Mit einer affektiven Betrachtung nehmen die Sprechenden Stellung zu ihrem Protest auf der Ebene ihres Wollens. So fühlt sich Lena 15.5. zu diesem Protest genötigt, sie muss gegen ihren Willen handeln. Mit diesem Element erhält die kollektive Begründung der Proteste einen individuellen Aspekt. Ähnlich wie Lena 15.5. betont KFG 4.5.: „Keiner macht das hier zum Vergnügen.“ Hier spricht sie für sich selbst und darüber hinaus für alle Aktivist:innen, gleichzeitig widerspricht sie der Unterstellung, die Proteste seien nicht ernsthaft.

Mit einer Aufforderung wenden sich die Sprechenden an die Zuschauer und fordern diese zur Teilnahme auf. Diese Aufforderung kann konziliant formuliert sein, wie von Lena 15.5., sie kann auch wie ein Befehl formuliert werden: „Ich muss mich hier hinsetzen und ich will, dass du dich dazu setzt.“ (HSP 20.5.) Diese Aufforderungen betonen die Hinwendung zu den Usern und gleichzeitig bauen sie moralischen Druck auf, so als sei es eine Pflicht für alle Menschen, sich der Letzten Generation anzuschließen. Durch diese Struktur mit basalen und optionalen Elementen haben die Selbstdarstellungen einerseits einen hohen Wiedererkennungswert, andererseits ermöglicht diese Struktur eine flexible Formulierung des grundlegenden Narrativs.

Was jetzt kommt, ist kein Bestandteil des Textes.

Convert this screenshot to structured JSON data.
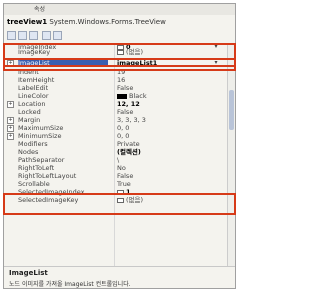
{
  "window": {
    "caption": "속성"
  },
  "object_selector": {
    "name": "treeView1",
    "type": "System.Windows.Forms.TreeView"
  },
  "toolbar": {
    "buttons": [
      "categorized-icon",
      "alphabetical-icon",
      "properties-icon",
      "events-icon",
      "property-pages-icon"
    ]
  },
  "properties": [
    {
      "name": "ImageIndex",
      "value": "0",
      "icon": true,
      "bold": true,
      "dd": true
    },
    {
      "name": "ImageKey",
      "value": "(없음)",
      "icon": true
    },
    {
      "name": "ImageList",
      "value": "imageList1",
      "bold": true,
      "selected": true,
      "dd": true,
      "expand": "+"
    },
    {
      "name": "Indent",
      "value": "19"
    },
    {
      "name": "ItemHeight",
      "value": "16"
    },
    {
      "name": "LabelEdit",
      "value": "False"
    },
    {
      "name": "LineColor",
      "value": "Black",
      "swatch": true
    },
    {
      "name": "Location",
      "value": "12, 12",
      "bold": true,
      "expand": "+"
    },
    {
      "name": "Locked",
      "value": "False"
    },
    {
      "name": "Margin",
      "value": "3, 3, 3, 3",
      "expand": "+"
    },
    {
      "name": "MaximumSize",
      "value": "0, 0",
      "expand": "+"
    },
    {
      "name": "MinimumSize",
      "value": "0, 0",
      "expand": "+"
    },
    {
      "name": "Modifiers",
      "value": "Private"
    },
    {
      "name": "Nodes",
      "value": "(컬렉션)",
      "bold": true
    },
    {
      "name": "PathSeparator",
      "value": "\\"
    },
    {
      "name": "RightToLeft",
      "value": "No"
    },
    {
      "name": "RightToLeftLayout",
      "value": "False"
    },
    {
      "name": "Scrollable",
      "value": "True"
    },
    {
      "name": "SelectedImageIndex",
      "value": "1",
      "icon": true,
      "bold": true
    },
    {
      "name": "SelectedImageKey",
      "value": "(없음)",
      "icon": true
    }
  ],
  "description": {
    "title": "ImageList",
    "text": "노드 이미지를 가져올 ImageList 컨트롤입니다."
  },
  "colors": {
    "highlight": "#d63a18",
    "selection": "#3a5fb0"
  }
}
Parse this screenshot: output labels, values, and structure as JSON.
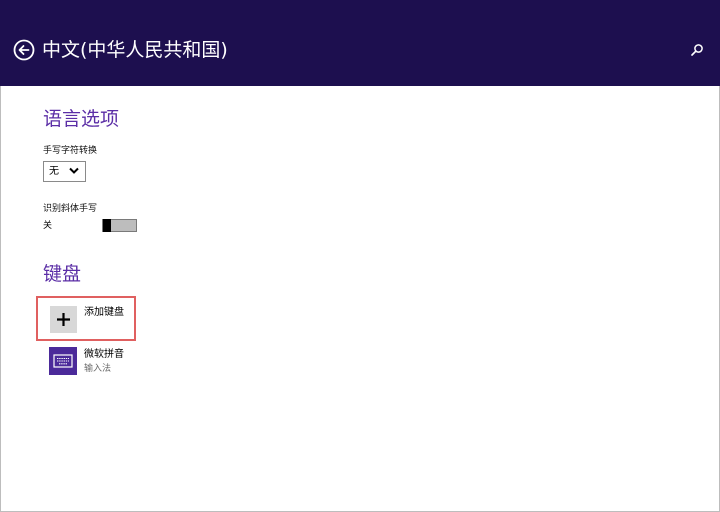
{
  "header": {
    "title": "中文(中华人民共和国)",
    "icons": {
      "back": "back-arrow-icon",
      "search": "search-icon"
    },
    "colors": {
      "background": "#1d0f4f",
      "text": "#ffffff"
    }
  },
  "language_options": {
    "section_title": "语言选项",
    "handwriting_conversion": {
      "label": "手写字符转换",
      "selected_value": "无"
    },
    "italic_recognition": {
      "label": "识别斜体手写",
      "state_text": "关",
      "toggle_on": false
    }
  },
  "keyboards": {
    "section_title": "键盘",
    "add_keyboard": {
      "label": "添加键盘",
      "icon": "plus-icon"
    },
    "items": [
      {
        "name": "微软拼音",
        "type": "输入法",
        "icon": "keyboard-icon"
      }
    ]
  },
  "colors": {
    "accent": "#5b2ea6",
    "keyboard_tile": "#4b2a9a",
    "highlight_border": "#e06060"
  }
}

Zur Selbstdarstellung gehört auch der Kontext der Aufnahme; dabei sind zwei Kontexte von grundlegender Bedeutung. Lenas Selbstdarstellung zeigt den einen Kontext: Sie spricht während sie ihre Protestaktion durchführt. Auch andere Aktivist:innen stellen sich während bzw. unmittelbar vor einer Protestaktion selbst dar. Der zweite bedeutsame Kontext der Selbstdarstellung ist die juristische Verfolgung. Henning 23.3. oder Daniel 19.4. nehmen ihre Selbstdarstellung im Zusammenhang mit ihrer eigenen strafrechtlichen Verfolgung auf. In diesem Kontext erklären sie, warum sie verfolgt und verurteilt oder aber freigesprochen worden sind. Dabei wiederholen sie das Narrativ von der Notwendigkeit und Adäquatheit ihres Protestes und versichern, dass sie sich trotz der Verfolgung weiter engagieren werden. Sind die Sprechenden tatsächlich verurteilt worden, dann erzählen sie, wie die Justiz ihre Einlassungen beiseite gewischt hat; sind sie aber freigesprochen worden, dann werten sie dies als offizielle Bestätigung ihres Narrativs.

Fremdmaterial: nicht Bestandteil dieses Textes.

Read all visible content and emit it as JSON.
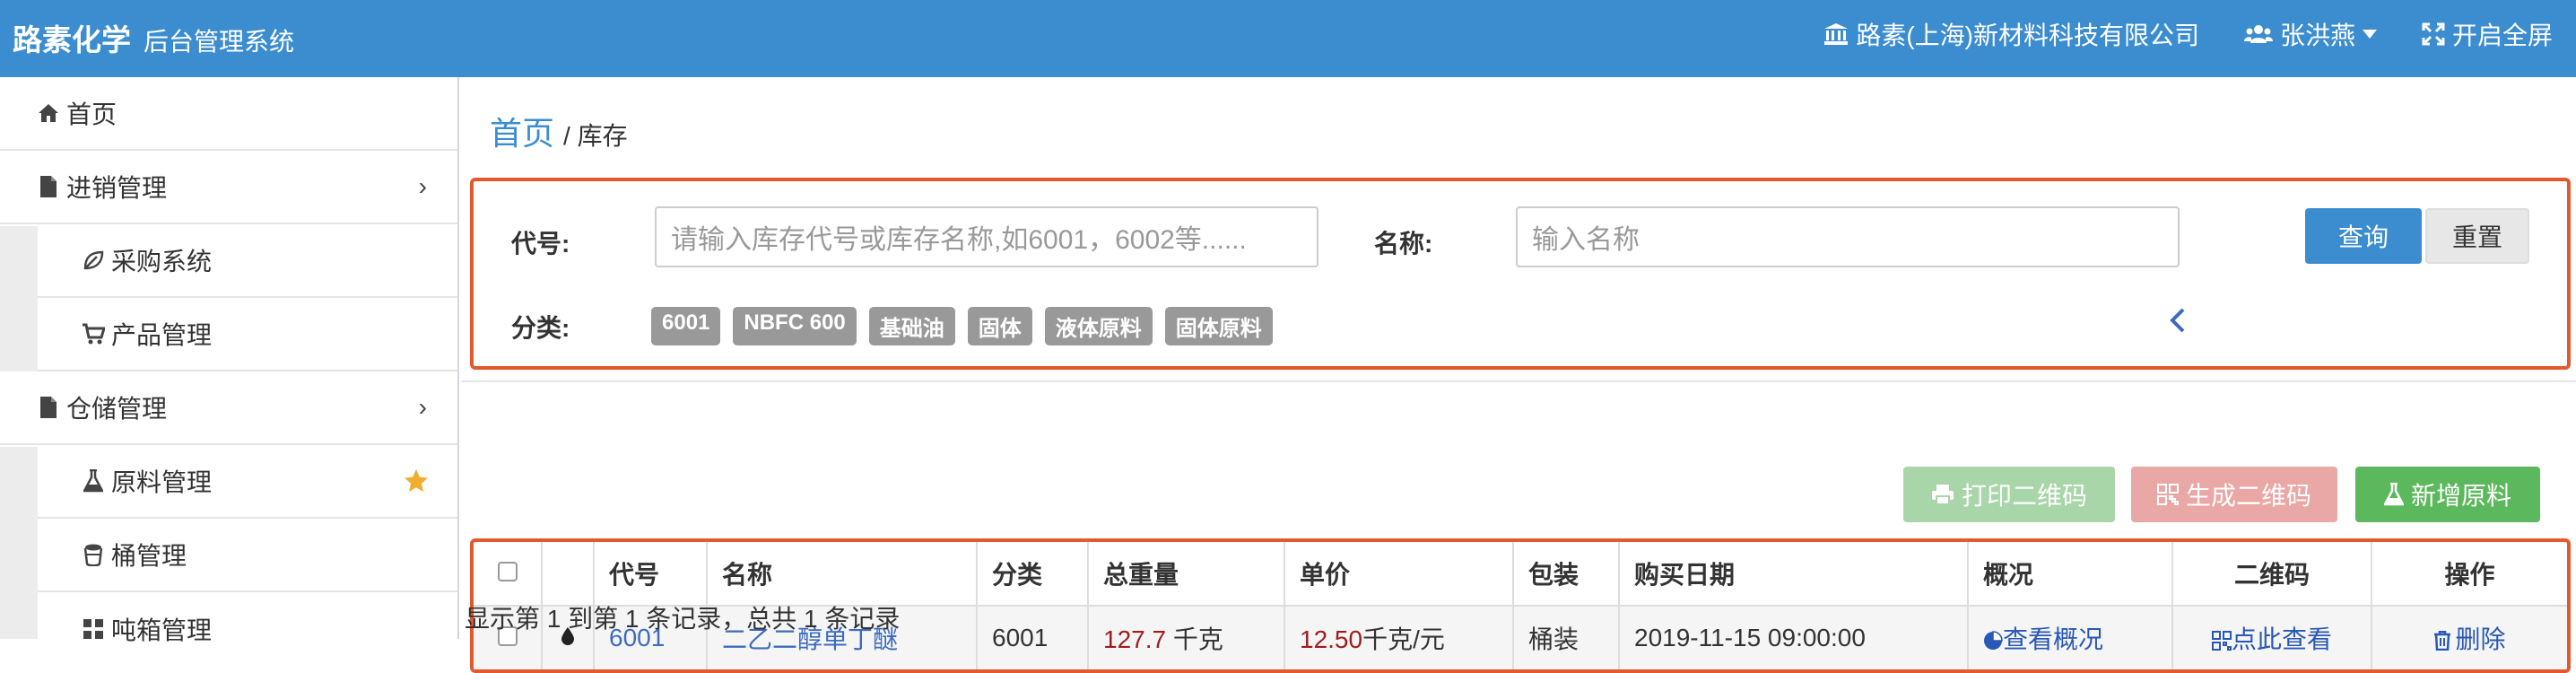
{
  "header": {
    "brand": "路素化学",
    "subtitle": "后台管理系统",
    "company": "路素(上海)新材料科技有限公司",
    "user": "张洪燕",
    "fullscreen": "开启全屏"
  },
  "sidebar": {
    "items": [
      {
        "label": "首页",
        "icon": "home-icon"
      },
      {
        "label": "进销管理",
        "icon": "file-icon"
      },
      {
        "label": "采购系统",
        "icon": "leaf-icon"
      },
      {
        "label": "产品管理",
        "icon": "cart-icon"
      },
      {
        "label": "仓储管理",
        "icon": "file-icon"
      },
      {
        "label": "原料管理",
        "icon": "flask-icon"
      },
      {
        "label": "桶管理",
        "icon": "bucket-icon"
      },
      {
        "label": "吨箱管理",
        "icon": "grid-icon"
      }
    ]
  },
  "breadcrumb": {
    "home": "首页",
    "current": "/ 库存"
  },
  "filter": {
    "code_label": "代号:",
    "code_placeholder": "请输入库存代号或库存名称,如6001，6002等......",
    "name_label": "名称:",
    "name_placeholder": "输入名称",
    "query": "查询",
    "reset": "重置",
    "category_label": "分类:",
    "tags": [
      "6001",
      "NBFC 600",
      "基础油",
      "固体",
      "液体原料",
      "固体原料"
    ]
  },
  "toolbar": {
    "print_qr": "打印二维码",
    "gen_qr": "生成二维码",
    "add_material": "新增原料"
  },
  "table": {
    "headers": [
      "代号",
      "名称",
      "分类",
      "总重量",
      "单价",
      "包装",
      "购买日期",
      "概况",
      "二维码",
      "操作"
    ],
    "rows": [
      {
        "code": "6001",
        "name": "二乙二醇单丁醚",
        "category": "6001",
        "weight_value": "127.7",
        "weight_unit": "千克",
        "price_value": "12.50",
        "price_unit": "千克/元",
        "package": "桶装",
        "date": "2019-11-15 09:00:00",
        "overview": "查看概况",
        "qr": "点此查看",
        "action": "删除"
      }
    ]
  },
  "footer": "显示第 1 到第 1 条记录，总共 1 条记录",
  "colors": {
    "primary": "#3c8dd0",
    "highlight": "#e2592f",
    "success": "#5cb85c",
    "danger_light": "#e9a7a5",
    "success_light": "#a9d6a9"
  }
}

Diese beiden Kontexte, sowohl Protestaktion und als auch die Strafverfolgung, erfordern aus Sicht der Letzten Generation öffentliche Statements in Form von Selbstdarstellungen. Das kann man folgendermaßen erklären: Proteste und Strafverfolgung sind Gelegenheiten, Aufmerksamkeit zu erlangen, beide Kontexte stellen eine Bühne für die Aktivist:innen bereit, um ihr Narrativ zu verbreiten.

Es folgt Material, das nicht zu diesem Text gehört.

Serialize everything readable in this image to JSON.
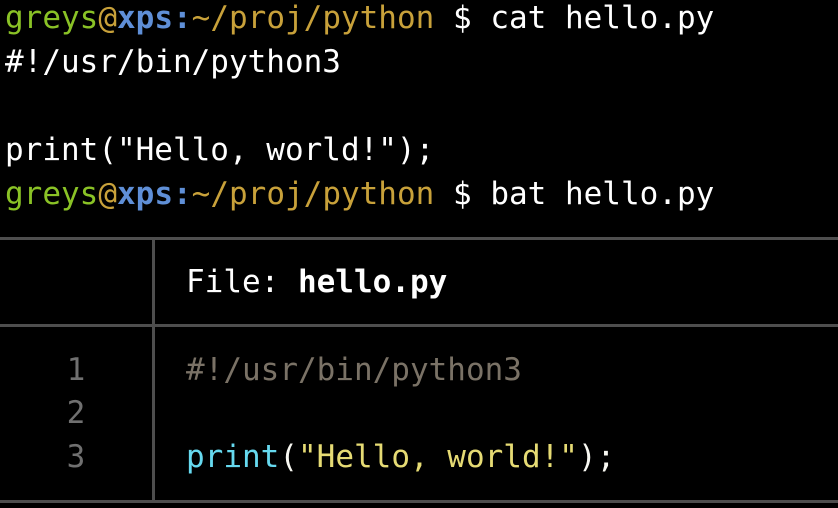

Die strukturelle Untersuchung führt zu einem ersten Ergebnis: Die Aufgabe der Selbstdarstellungen ist die Verbreitung des Narrativs der Letzten Generation; den „Wildbienen“ ist es wichtig, dass ihre Botschaft gehört wird, und dass ihr Protest so interpretiert wird, wie sie ihn meinen. Der Protest selbst hat die Funktion, die Öffentlichkeit auf die Aktivist:innen aufmerksam zu machen; sie wollen als Individuen und als Teil der Gruppe in die Gesellschaft hinein wirken. Diese narrative Wirkung ist der erste Sinn des Protestes; in den folgenden Betrachtungen wird dieser Sinn mit Blick auf die Affekte vertieft.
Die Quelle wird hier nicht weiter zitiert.